Sadece zaman olarak sıkıntı yaşadım. Dosyayı gönderdikten 6 ay sonra yayınlandı. Birde basım hatası olmuş bir ay kadar da buradan zaman kaybı oldu.
Düş Lekesi nasıl öyküler içeren bir kitap, biraz içeriğinden söz eder misiniz?
Düş Lekesini gerçek yaşamla soyut olayları iç içe geçirerek yazdım. İsmi de öykümdeki Düş Lekesinden alıyor. Birkaç öykümün kahramanı benim hayal dünyamı da içine katarak yazdım. Örnek vermek gerekirse Basmane Yağhaneler Tepecik kerraneler öyküsü benim İzmir’e çalışmaya gittiğim yıllarda 20 yaşında bir devrimcinin cinselliği tanımak ve yaşamak için kerhaneye gidip gitmeme konusunda kendisiyle hesaplaşması. Tütün kokusunu erkek gözüyle genç bir kızın üniversite de okuyan çocukluk arkadaşına olan aşkı ve erkeğin siyasi olaylardan açlık grevine başlayıp ölümüyle sonuçlanan bir konuyu işledim. Zor olmadı mı dediler erkek olarak bir genç kızın yaşamından öykü yazmak bana göre olmadı benim açımdan güzel bir öykü oldu. Öykülerim okunurken sonucu belli olmamasına özen gösterip yazdım. Bu konuda bir kişiden böyle bir yorum aldım. Okurken sonucu nasıl bitecek belli olmuyor diye yorum yaptı. Sonsuz düşler öykümde olsun Mona Lisa öykümde olsun kahramanın konuştuğu kişiler öykünün sonunda belli oluyor. Bir insanla konuştuğunu sanıyorlar ama değil biri balık biri köpek.
BİR ŞİİR KİTABI OLUŞTURACAK KADAR ŞİİRİM VAR
Sizden yakın süreçte yeni eser veya eserler görecek miyiz?
Bir şiir kitabı çıkacak kadar şiirlerim var bekletiyorum çünkü yeni şiirler yazıp ilave ediyorum. Birkaç öyküm var yazılı olarak duruyor zamanla öykülerimde kitap olacak hale gelince basıma vereceğim süreç ne zaman olur ben de bilmiyorum.
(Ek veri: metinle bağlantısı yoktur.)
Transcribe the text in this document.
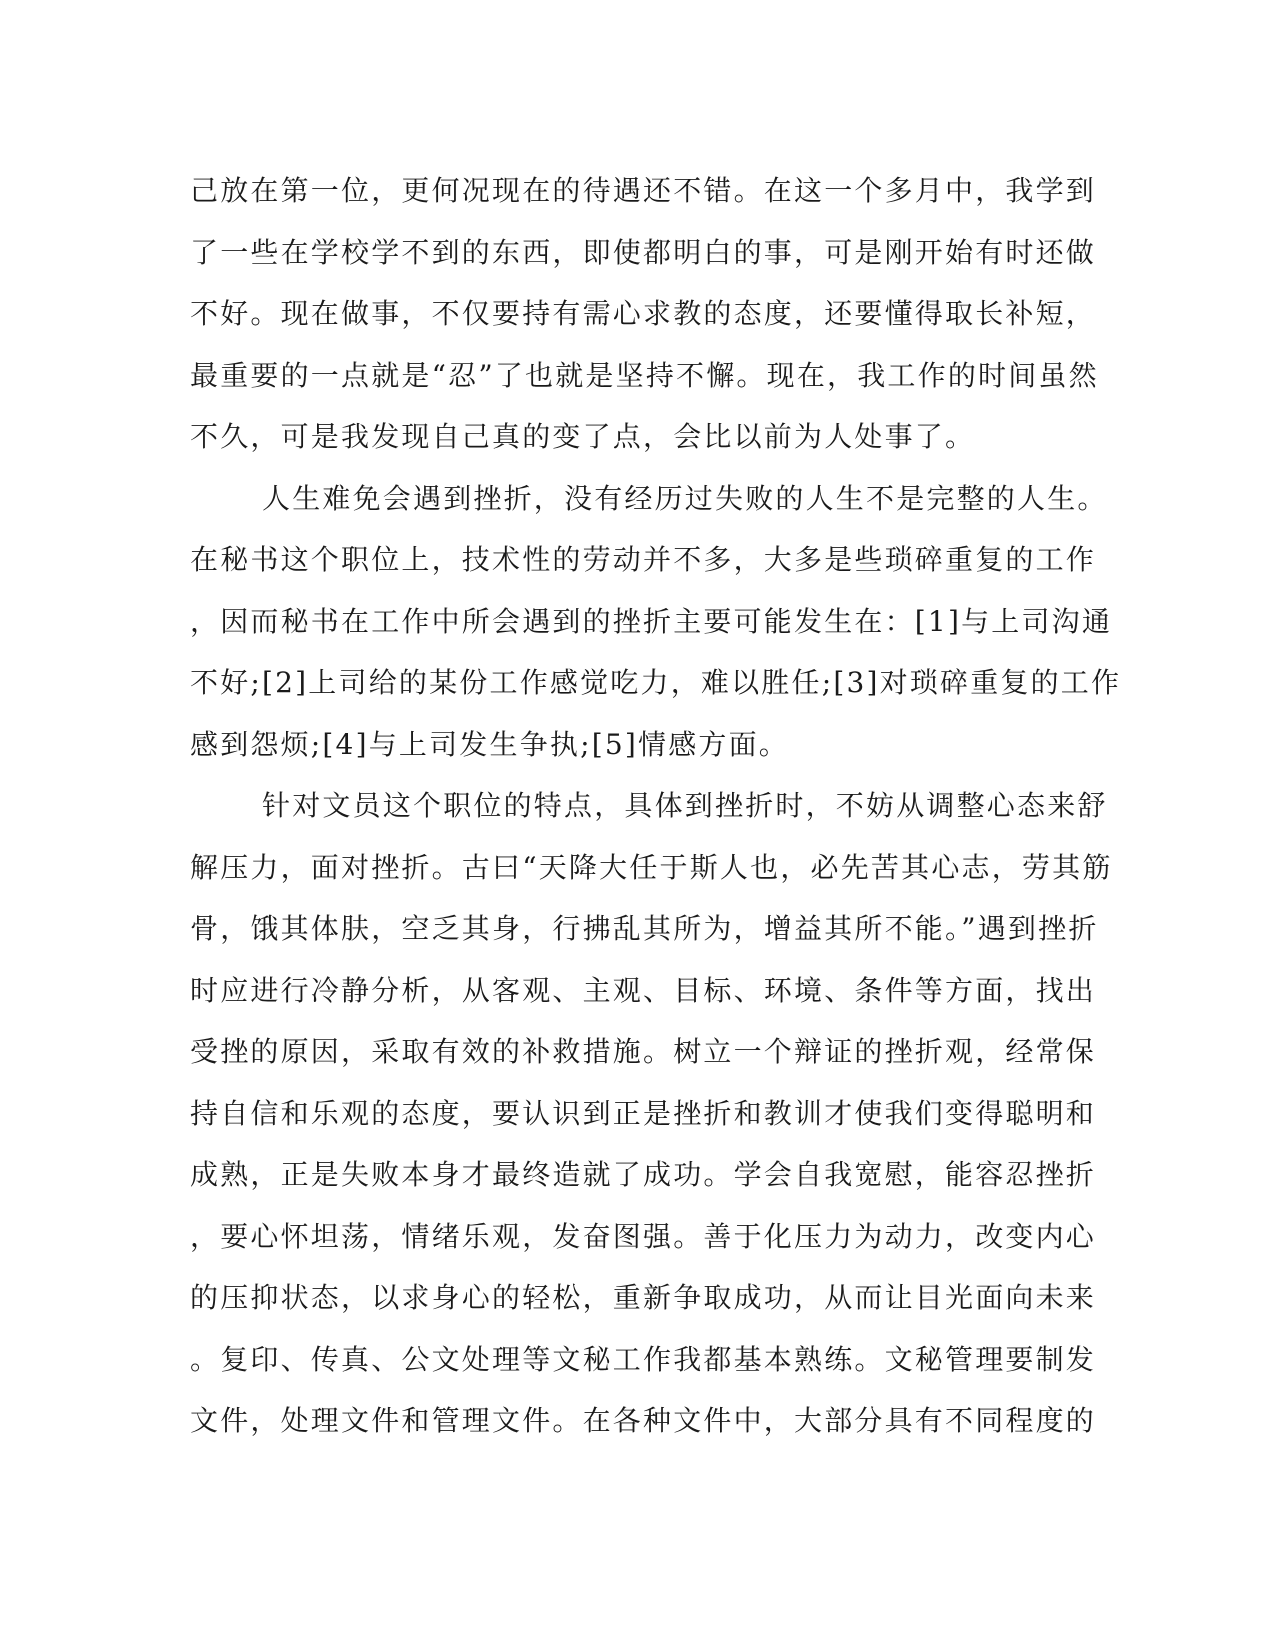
己放在第一位，更何况现在的待遇还不错。在这一个多月中，我学到
了一些在学校学不到的东西，即使都明白的事，可是刚开始有时还做
不好。现在做事，不仅要持有需心求教的态度，还要懂得取长补短，
最重要的一点就是“忍”了也就是坚持不懈。现在，我工作的时间虽然
不久，可是我发现自己真的变了点，会比以前为人处事了。
人生难免会遇到挫折，没有经历过失败的人生不是完整的人生。
在秘书这个职位上，技术性的劳动并不多，大多是些琐碎重复的工作
，因而秘书在工作中所会遇到的挫折主要可能发生在：[1]与上司沟通
不好;[2]上司给的某份工作感觉吃力，难以胜任;[3]对琐碎重复的工作
感到怨烦;[4]与上司发生争执;[5]情感方面。
针对文员这个职位的特点，具体到挫折时，不妨从调整心态来舒
解压力，面对挫折。古曰“天降大任于斯人也，必先苦其心志，劳其筋
骨，饿其体肤，空乏其身，行拂乱其所为，增益其所不能。”遇到挫折
时应进行冷静分析，从客观、主观、目标、环境、条件等方面，找出
受挫的原因，采取有效的补救措施。树立一个辩证的挫折观，经常保
持自信和乐观的态度，要认识到正是挫折和教训才使我们变得聪明和
成熟，正是失败本身才最终造就了成功。学会自我宽慰，能容忍挫折
，要心怀坦荡，情绪乐观，发奋图强。善于化压力为动力，改变内心
的压抑状态，以求身心的轻松，重新争取成功，从而让目光面向未来
。复印、传真、公文处理等文秘工作我都基本熟练。文秘管理要制发
文件，处理文件和管理文件。在各种文件中，大部分具有不同程度的
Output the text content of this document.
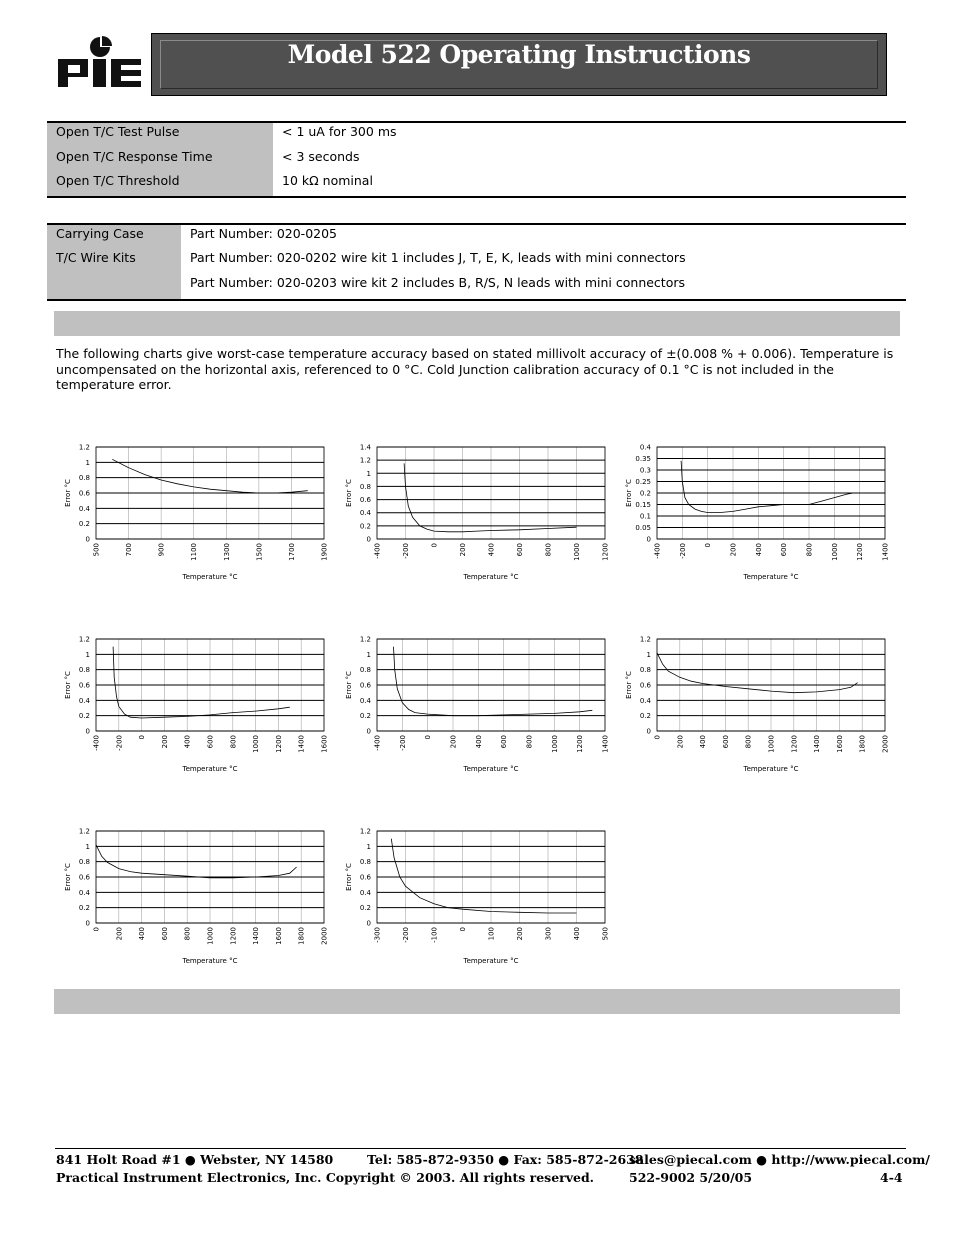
Model 522 Operating Instructions
Open T/C Test Pulse	< 1 uA for 300 ms
Open T/C Response Time	< 3 seconds
Open T/C Threshold	10 kΩ nominal
Carrying Case	Part Number: 020-0205
T/C Wire Kits	Part Number: 020-0202 wire kit 1 includes J, T, E, K, leads with mini connectors
Part Number: 020-0203 wire kit 2 includes B, R/S, N leads with mini connectors
The following charts give worst-case temperature accuracy based on stated millivolt accuracy of ±(0.008 % + 0.006). Temperature is uncompensated on the horizontal axis, referenced to 0 °C. Cold Junction calibration accuracy of 0.1 °C is not included in the temperature error.
0
0.2
0.4
0.6
0.8
1
1.2
500	700	900	1100	1300	1500	1700	1900
Temperature °C
Error °C
0
0.2
0.4
0.6
0.8
1
1.2
1.4
-400	-200	0	200	400	600	800	1000	1200
Temperature °C
Error °C
0
0.05
0.1
0.15
0.2
0.25
0.3
0.35
0.4
-400 -200 0 200 400 600 800 1000 1200 1400
Temperature °C
Error °C
0
0.2
0.4
0.6
0.8
1
1.2
-400 -200 0 200 400 600 800 1000 1200 1400 1600
Temperature °C
Error °C
0
0.2
0.4
0.6
0.8
1
1.2
-400 -200 0 200 400 600 800 1000 1200 1400
Temperature °C
Error °C
0
0.2
0.4
0.6
0.8
1
1.2
0 200 400 600 800 1000 1200 1400 1600 1800 2000
Temperature °C
Error °C
0
0.2
0.4
0.6
0.8
1
1.2
0 200 400 600 800 1000 1200 1400 1600 1800 2000
Temperature °C
Error °C
0
0.2
0.4
0.6
0.8
1
1.2
-300	-200	-100	0	100	200	300	400	500
Temperature °C
Error °C
841 Holt Road #1 ● Webster, NY 14580	Tel: 585-872-9350 ● Fax: 585-872-2638
sales@piecal.com ● http://www.piecal.com/
Practical Instrument Electronics, Inc. Copyright © 2003. All rights reserved.	522-9002 5/20/05	4-4
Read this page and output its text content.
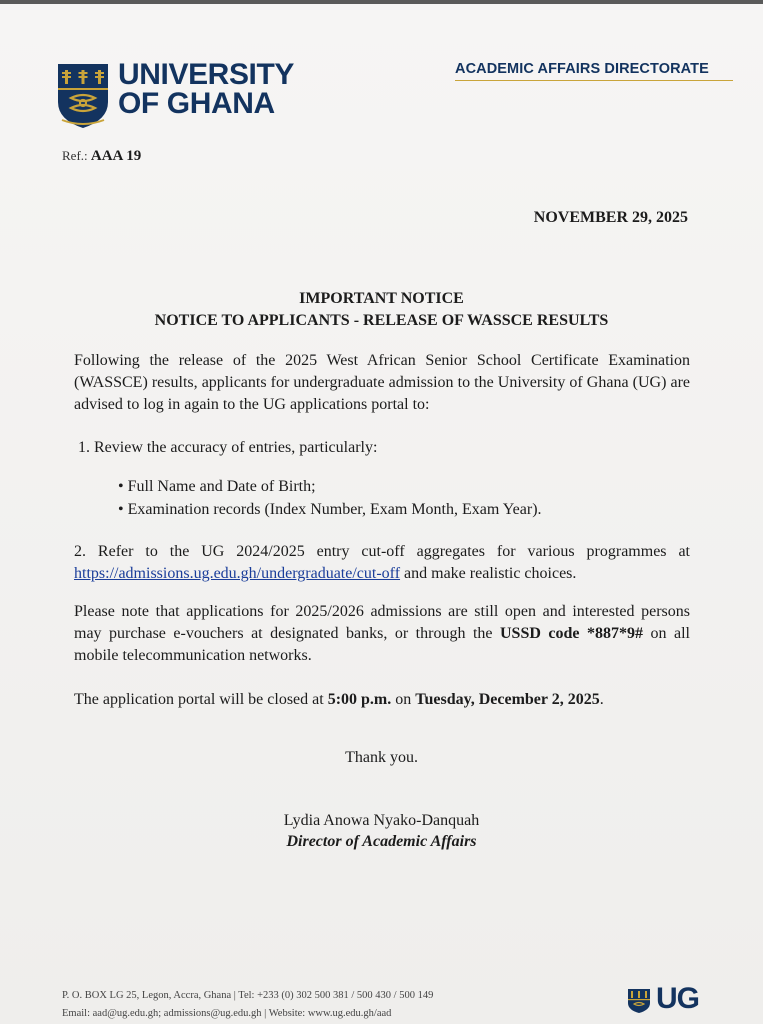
UNIVERSITY
OF GHANA
ACADEMIC AFFAIRS DIRECTORATE
Ref.: AAA 19
NOVEMBER 29, 2025
IMPORTANT NOTICE
NOTICE TO APPLICANTS - RELEASE OF WASSCE RESULTS
Following the release of the 2025 West African Senior School Certificate Examination (WASSCE) results, applicants for undergraduate admission to the University of Ghana (UG) are advised to log in again to the UG applications portal to:
1. Review the accuracy of entries, particularly:
• Full Name and Date of Birth;
• Examination records (Index Number, Exam Month, Exam Year).
2. Refer to the UG 2024/2025 entry cut-off aggregates for various programmes at https://admissions.ug.edu.gh/undergraduate/cut-off and make realistic choices.
Please note that applications for 2025/2026 admissions are still open and interested persons may purchase e-vouchers at designated banks, or through the USSD code *887*9# on all mobile telecommunication networks.
The application portal will be closed at 5:00 p.m. on Tuesday, December 2, 2025.
Thank you.
Lydia Anowa Nyako-Danquah
Director of Academic Affairs
P. O. BOX LG 25, Legon, Accra, Ghana | Tel: +233 (0) 302 500 381 / 500 430 / 500 149
Email: aad@ug.edu.gh; admissions@ug.edu.gh | Website: www.ug.edu.gh/aad	UG
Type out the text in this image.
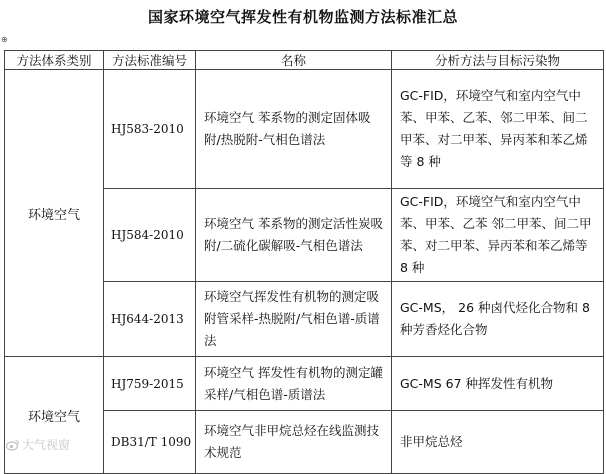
国家环境空气挥发性有机物监测方法标准汇总
⊕
方法体系类别	方法标准编号	名称	分析方法与目标污染物
环境空气	HJ583-2010	环境空气 苯系物的测定固体吸附/热脱附-气相色谱法	GC-FID，环境空气和室内空气中苯、甲苯、乙苯、邻二甲苯、间二甲苯、对二甲苯、异丙苯和苯乙烯等 8 种
	HJ584-2010	环境空气 苯系物的测定活性炭吸附/二硫化碳解吸-气相色谱法	GC-FID，环境空气和室内空气中苯、甲苯、乙苯 邻二甲苯、间二甲苯、对二甲苯、异丙苯和苯乙烯等 8 种
	HJ644-2013	环境空气挥发性有机物的测定吸附管采样-热脱附/气相色谱-质谱法	GC-MS， 26 种卤代烃化合物和 8 种芳香烃化合物
环境空气	HJ759-2015	环境空气 挥发性有机物的测定罐采样/气相色谱-质谱法	GC-MS 67 种挥发性有机物
	DB31/T 1090	环境空气非甲烷总烃在线监测技术规范	非甲烷总烃
大气视窗
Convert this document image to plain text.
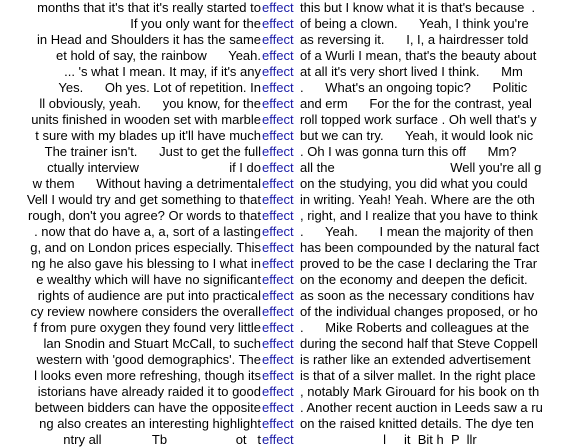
months that it's that it's really started to effect this but I know what it is that's because  .
If you only want for the effect of being a clown.      Yeah, I think you're
in Head and Shoulders it has the same effect as reversing it.      I, I, a hairdresser told
et hold of say, the rainbow      Yeah. effect of a Wurli I mean, that's the beauty about
... 's what I mean. It may, if it's any effect at all it's very short lived I think.      Mm
Yes.      Oh yes. Lot of repetition. In effect .      What's an ongoing topic?      Politic
ll obviously, yeah.      you know, for the effect and erm      For the for the contrast, yeal
units finished in wooden set with marble effect roll topped work surface . Oh well that's y
t sure with my blades up it'll have much effect but we can try.      Yeah, it would look nic
The trainer isn't.      Just to get the full effect . Oh I was gonna turn this off      Mm?
ctually interview                         if I do effect all the                                Well you're all g
w them      Without having a detrimental effect on the studying, you did what you could
Vell I would try and get something to that effect in writing. Yeah! Yeah. Where are the oth
rough, don't you agree? Or words to that effect , right, and I realize that you have to think
. now that do have a, a, sort of a lasting effect .      Yeah.      I mean the majority of then
g, and on London prices especially. This effect has been compounded by the natural fact
ng he also gave his blessing to I what in effect proved to be the case I declaring the Trar
e wealthy which will have no significant effect on the economy and deepen the deficit.
rights of audience are put into practical effect as soon as the necessary conditions hav
cy review nowhere considers the overall effect of the individual changes proposed, or ho
f from pure oxygen they found very little effect .      Mike Roberts and colleagues at the
lan Snodin and Stuart McCall, to such effect during the second half that Steve Coppell
western with 'good demographics'. The effect is rather like an extended advertisement
l looks even more refreshing, though its effect is that of a silver mallet. In the right place
istorians have already raided it to good effect , notably Mark Girouard for his book on th
between bidders can have the opposite effect . Another recent auction in Leeds saw a ru
ng also creates an interesting highlight effect on the raised knitted details. The dye ten
ntry all              Tb                   ot   t effect l     it  Bit h  P  llr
Bir edebiyatçı olarak edebiyat dünyasında kendinize nasıl bir yol haritası çizmeyi planlıyorsunuz?
Edebiyatçıdan önce iyi bir insan olmak için yol haritası çizdim kendime ve hala bu yolda yürüyorum. Bir beklentim yok yazmak beni rahatlatıyor. Yazan insanın yaşamla bir derdi olmalı. Bunu yazdıklarıyla anlatmalı hissettirmeli. Hukuksuzluğu doğanın yok edilmesini sömürüyü ahlaksızlığı yozlaşmayı ön plana çıkarıp yazmak. Bunun dışında edebiyat dünyasında bir yerlere gelmek gibi bir uğraşım yok.